Levantamento da Fenabrave aponta o total de 155,08 mil veículos vendidos

Postado em: 04-10-2021 às 17h08
Por: Maria Paula Borges
Levantamento da Fenabrave aponta o total de 155,08 mil veículos vendidos | Foto: Reprodução

As vendas de veículos novos caíram 25,33% em setembro se comparado ao mesmo período de 2020, devido a falta de carros nas concessionárias. Segundo a Federação Nacional da Distribuição de Veículos Automotores (Fenabrave), associação representante das concessionárias, foram vendidos, no total, 155,08 mil veículos, destes estão carros de passeio, utilitários leves, caminhões e ônibus.

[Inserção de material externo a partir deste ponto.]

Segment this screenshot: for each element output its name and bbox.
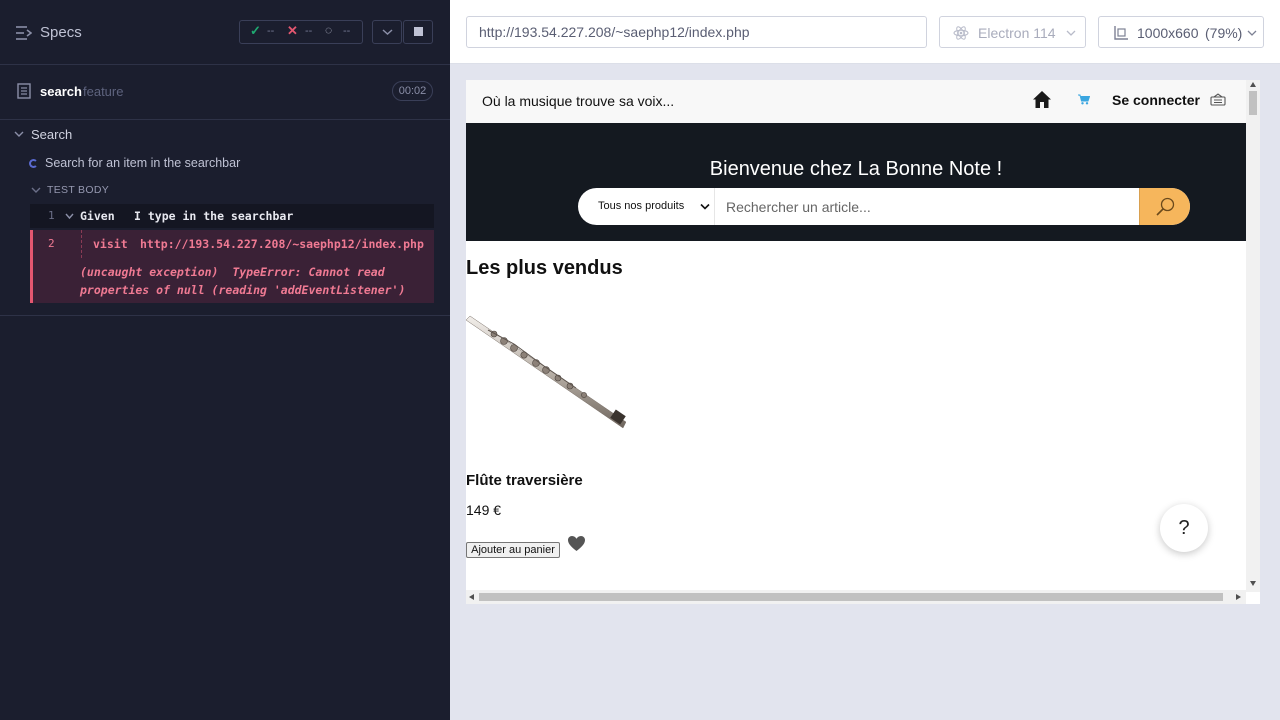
- suite-row[interactable]: Search: [0, 125, 450, 145]
- viewport-icon: [1114, 26, 1128, 40]
- test-body-label: TEST BODY: [47, 184, 110, 196]
- test-body-row[interactable]: TEST BODY: [0, 181, 450, 199]
- chevron-down-icon: [31, 187, 41, 193]
- spinner-icon: ◌: [325, 23, 333, 37]
- reporter-header: Specs ✓ -- ✕ -- ◌ --: [0, 0, 450, 65]
- document-icon: [17, 83, 31, 99]
- product-image[interactable]: [466, 304, 626, 432]
- command-number: 2: [48, 237, 55, 250]
- scroll-down-icon[interactable]: [1250, 581, 1256, 586]
- scroll-right-icon[interactable]: [1236, 594, 1241, 600]
- hero-title: Bienvenue chez La Bonne Note !: [709, 158, 1003, 180]
- scroll-left-icon[interactable]: [469, 594, 474, 600]
- product-price: 149 €: [466, 502, 502, 518]
- app-iframe: Où la musique trouve sa voix... Se conne…: [466, 80, 1260, 604]
- specs-icon[interactable]: [16, 24, 32, 42]
- horizontal-scrollbar[interactable]: [466, 590, 1246, 604]
- scrollbar-thumb[interactable]: [1249, 91, 1257, 115]
- viewport-zoom: (79%): [1205, 25, 1243, 41]
- chevron-down-icon: [14, 131, 24, 137]
- spec-extension: feature: [83, 84, 124, 99]
- spec-duration: 00:02: [392, 81, 433, 101]
- viewport-size: 1000x660: [1137, 25, 1199, 41]
- hero-banner: Bienvenue chez La Bonne Note ! Tous nos …: [466, 123, 1246, 241]
- vertical-scrollbar[interactable]: [1246, 80, 1260, 592]
- test-row[interactable]: Search for an item in the searchbar: [0, 153, 450, 173]
- aut-header: http://193.54.227.208/~saephp12/index.ph…: [450, 0, 1280, 64]
- chevron-down-icon: [700, 203, 710, 210]
- command-keyword: Given: [80, 209, 115, 223]
- search-input[interactable]: Rechercher un article...: [726, 199, 871, 215]
- toggle-auto-scroll-button[interactable]: [372, 20, 402, 44]
- site-navbar: Où la musique trouve sa voix... Se conne…: [466, 80, 1246, 123]
- stop-icon: [414, 27, 423, 36]
- command-indent-line: [81, 230, 82, 258]
- check-icon: ✓: [250, 23, 261, 38]
- error-message: (uncaught exception) TypeError: Cannot r…: [80, 265, 406, 297]
- passed-count: --: [267, 25, 275, 37]
- test-stats: ✓ -- ✕ -- ◌ --: [239, 20, 363, 44]
- home-icon[interactable]: [1032, 90, 1052, 109]
- command-number: 1: [48, 209, 55, 222]
- viewport-selector[interactable]: 1000x660 (79%): [1098, 16, 1264, 48]
- suite-label: Search: [31, 127, 73, 142]
- command-keyword: visit: [93, 237, 128, 251]
- search-button[interactable]: [1139, 188, 1190, 225]
- spec-name: search: [40, 84, 82, 99]
- reporter-panel: Specs ✓ -- ✕ -- ◌ -- search feature 00:0…: [0, 0, 450, 720]
- search-icon: [1156, 197, 1175, 216]
- stop-button[interactable]: [403, 20, 433, 44]
- login-link[interactable]: Se connecter: [1112, 92, 1200, 108]
- category-select[interactable]: Tous nos produits: [578, 188, 715, 225]
- x-icon: ✕: [287, 23, 298, 38]
- test-label: Search for an item in the searchbar: [45, 156, 241, 170]
- help-button[interactable]: ?: [1160, 504, 1208, 552]
- cart-icon[interactable]: [1078, 94, 1090, 105]
- divider: [0, 315, 450, 316]
- electron-icon: [953, 26, 969, 40]
- chevron-down-icon: [1066, 30, 1076, 36]
- failed-count: --: [305, 25, 313, 37]
- scrollbar-thumb[interactable]: [479, 593, 1223, 601]
- scroll-up-icon[interactable]: [1250, 82, 1256, 87]
- chevron-down-icon: [65, 213, 74, 220]
- url-bar[interactable]: http://193.54.227.208/~saephp12/index.ph…: [466, 16, 927, 48]
- language-icon[interactable]: [1210, 93, 1226, 106]
- browser-selector[interactable]: Electron 114: [939, 16, 1086, 48]
- command-url: http://193.54.227.208/~saephp12/index.ph…: [140, 237, 424, 251]
- add-to-cart-button[interactable]: Ajouter au panier: [466, 542, 560, 558]
- heart-icon[interactable]: [567, 535, 586, 552]
- section-title: Les plus vendus: [466, 257, 623, 279]
- pending-count: --: [343, 25, 351, 37]
- spinner-icon: [29, 159, 38, 168]
- search-bar: Tous nos produits Rechercher un article.…: [578, 188, 1190, 225]
- command-row[interactable]: 1 Given I type in the searchbar: [30, 204, 434, 228]
- chevron-down-icon: [1247, 30, 1257, 36]
- failed-command-block[interactable]: 2 visit http://193.54.227.208/~saephp12/…: [30, 230, 434, 303]
- specs-title[interactable]: Specs: [40, 24, 82, 41]
- command-message: I type in the searchbar: [134, 209, 294, 223]
- chevron-down-icon: [382, 29, 393, 36]
- browser-label: Electron 114: [978, 25, 1056, 41]
- spec-row[interactable]: search feature 00:02: [0, 65, 450, 120]
- site-tagline: Où la musique trouve sa voix...: [482, 93, 675, 109]
- product-name[interactable]: Flûte traversière: [466, 472, 583, 489]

No acumulado de 2021, as vendas chegaram a 1,577 milhão de veículos, 14,78% a mais que o mesmo período de 2020. Entretanto, a base de comparação é fraca uma vez que no ano passado as vendas foram comprometidas por conta do fechamento de revendas de carros em alguns dos maiores mercados brasileiros por aproximadamente dois meses. Na comparação de setembro com agosto, o recuo foi de 10,24%.

O problema atual está na oferta, em decorrência da falta de componentes eletrônicos nas linhas de montagem. Isto se deve a escassez mundial de semicondutores que fez com que diversas montadoras parassem a produção.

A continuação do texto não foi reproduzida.